Brand is Culture, Culture is Brand

The idea that brand is a reflection of culture has to do with internal and external experiences of an organization. Culture is about the internal, employee experience; it's what attracts the best team to the organization and motivates them to succeed. This in turn engages customers with your organization's brand when there's a meaningful purpose, values that act as a roadmap towards that purpose, and people whose daily habits reflect the values of the organization.

This intersection of culture and brand matters more today than ever before. To your customers, culture is brand. Culture drives every aspect of the employee and customer experience. If we want to improve perceptions of our brand, culture is a good place to start. Positive psychology supports this effort by helping people grow, personally and professionally, so that they can bring the best of themselves to the culture and the brand.

Positive Psychology and Organizational Change

Gretchen Alarcon, Group Vice President for Human Capital Management Strategy at Oracle says positive psychology drives change at an organizational level. "From a human capital management perspective, positive psychology is a huge opportunity," says Alarcon. "It's about figuring out how to bring individuals together to make a group thrive."

Positive psychology is based on the work of Martin Seligman, and before him, Abraham Maslow. Most people are familiar with Maslow's hierarchy of needs, which states that humans are first motivated to meet physiological needs like air, food and water, safety and rest, and when these are met they ascend to meeting higher order needs such as love and belonging, self esteem, and self-actualization. Self actualization means achieving your full potential and living a life that is meaningful.

Seligman took things a step further, hypothesizing that people can achieve happiness by using their individual strengths in the service of something larger than themselves. Working for a purpose-driven organization is one way people can achieve happiness. Research suggests that this in turn benefits organizations: happy people, for instance, are 12% more productive than less-happy people, while Gallup recently found that engaged business units where people are inspired to perform their best are 21% more profitable.

Positive psychology can transform an organization by putting individual strengths to work, but it requires a change from traditional management approaches. "Performance conversations have to focus more on coaching rather than correction," says Alarcon. "We're teaching today's managers to talk more about how to build from people's strengths. We have to show people that we are investing in them."

Personal growth through human understanding

Positive psychology is an obvious fit for star performers, but how can organizations help employees who may be struggling? Can positive psychology help them become a stronger asset to the organization?

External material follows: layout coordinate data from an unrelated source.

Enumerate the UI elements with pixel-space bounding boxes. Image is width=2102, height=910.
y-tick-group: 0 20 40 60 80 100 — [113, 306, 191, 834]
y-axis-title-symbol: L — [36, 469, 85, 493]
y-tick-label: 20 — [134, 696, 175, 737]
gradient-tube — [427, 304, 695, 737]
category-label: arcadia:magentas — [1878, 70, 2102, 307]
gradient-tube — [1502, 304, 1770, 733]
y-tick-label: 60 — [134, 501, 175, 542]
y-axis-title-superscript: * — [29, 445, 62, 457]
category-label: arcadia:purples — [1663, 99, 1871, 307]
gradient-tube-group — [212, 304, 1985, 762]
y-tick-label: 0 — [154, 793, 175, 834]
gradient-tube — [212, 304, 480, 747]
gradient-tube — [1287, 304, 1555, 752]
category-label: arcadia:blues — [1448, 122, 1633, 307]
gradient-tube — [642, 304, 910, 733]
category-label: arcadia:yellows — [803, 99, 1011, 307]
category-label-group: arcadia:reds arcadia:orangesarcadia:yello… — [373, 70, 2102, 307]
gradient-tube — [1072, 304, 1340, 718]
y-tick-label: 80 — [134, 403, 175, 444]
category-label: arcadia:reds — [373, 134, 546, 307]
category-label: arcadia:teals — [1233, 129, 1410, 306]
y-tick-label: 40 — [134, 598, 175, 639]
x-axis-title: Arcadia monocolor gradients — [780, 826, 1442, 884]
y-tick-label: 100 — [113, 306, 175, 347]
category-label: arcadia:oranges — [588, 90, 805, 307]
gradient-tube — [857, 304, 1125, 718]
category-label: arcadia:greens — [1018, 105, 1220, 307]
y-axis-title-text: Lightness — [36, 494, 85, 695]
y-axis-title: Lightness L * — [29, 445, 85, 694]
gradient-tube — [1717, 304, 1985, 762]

"The question most employers are struggling with is how to take that positive, strengths based thinking to create change at the employee level," says Alarcon. "There's an idea that it's about hiring right. And there's also the idea that habits can be taught. I think it's a mix: you can manage in such a way that employees can improve professionally and personally. You have to capitalize on their strengths and passions to do that."

This means understanding employees at a deeper level - whether through one-on-one management sessions, employee surveys, or looking carefully about what successful employees and managers in your organization are doing. Says Alarcon, "Organizations that want to use positive psychology to manage their people need to learn as much as possible about what causes employee disengagement. That's what will drive change."

Positive psychology links positive states of being such as happiness, engagement, mindfulness and meaning as keys to living a happier life. It also can create more engaging and successful brands and cultures. When culture supports personal growth, employees are inspired to engage more fully with the organization's purpose, the brand and the customers it serves.